Penge High Street crater
The suspected portal to the underworld which appeared in the high street

I had almost got home when a screaming woman chased her boyfriend past me, throwing up on a woman next to me as she ran. The screaming woman followed the man onto the bridge over the tracks before he shouted “I don’t love you anymore” in front of about 100 commuters. She got the message and started making her way back towards where I was standing. “I threw up on the lady,” the girl stated to a doting friend, oblivious to the fact that she was walking straight past the lady she’d thrown up on.


“Every town has a wall where people come to drink,” said a man on a Channel 5 documentary. Looking outside, it was clear that Penge’s wall was directly outside our flat. This led to all sorts of interesting occurrences and I once heard one man say hello to another man before the other man accused him of having stolen his phone.

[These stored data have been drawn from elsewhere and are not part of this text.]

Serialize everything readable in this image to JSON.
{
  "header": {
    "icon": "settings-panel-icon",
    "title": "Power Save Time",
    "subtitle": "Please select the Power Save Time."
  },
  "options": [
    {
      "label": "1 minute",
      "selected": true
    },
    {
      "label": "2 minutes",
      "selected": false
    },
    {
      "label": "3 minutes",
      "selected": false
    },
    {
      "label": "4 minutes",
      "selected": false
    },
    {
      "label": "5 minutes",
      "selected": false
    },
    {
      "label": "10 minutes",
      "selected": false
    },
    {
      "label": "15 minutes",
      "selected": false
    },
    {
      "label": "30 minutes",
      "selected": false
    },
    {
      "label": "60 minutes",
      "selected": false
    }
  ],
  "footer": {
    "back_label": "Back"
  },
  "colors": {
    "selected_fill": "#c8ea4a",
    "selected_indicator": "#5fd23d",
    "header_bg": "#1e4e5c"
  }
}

However, I did try to create a positive impact. Having counted more than 30 offerings of dog poo on just one side of my road, I saw fit to challenge a dog owner when I caught him red-handed. When he turned to look at me, I realised he had a Mike Tyson-style face tattoo. He was angry and he threatened to break my nose. In an instant, my days of vigilante justice were over. My flatmate, who clearly knew better, simply said hello to a man who was urinating on our bin.


Moving out was no easier. On top of the £100 final inspection fee, one of the items on the invoice came with the justification “you were living there just over a year”. The blotchy carpets, the marked walls and the dodgy door… We were being charged for the damage the flat came with and had to pay to replace all of the things which had given us the subtle but persistent sense that it was awful.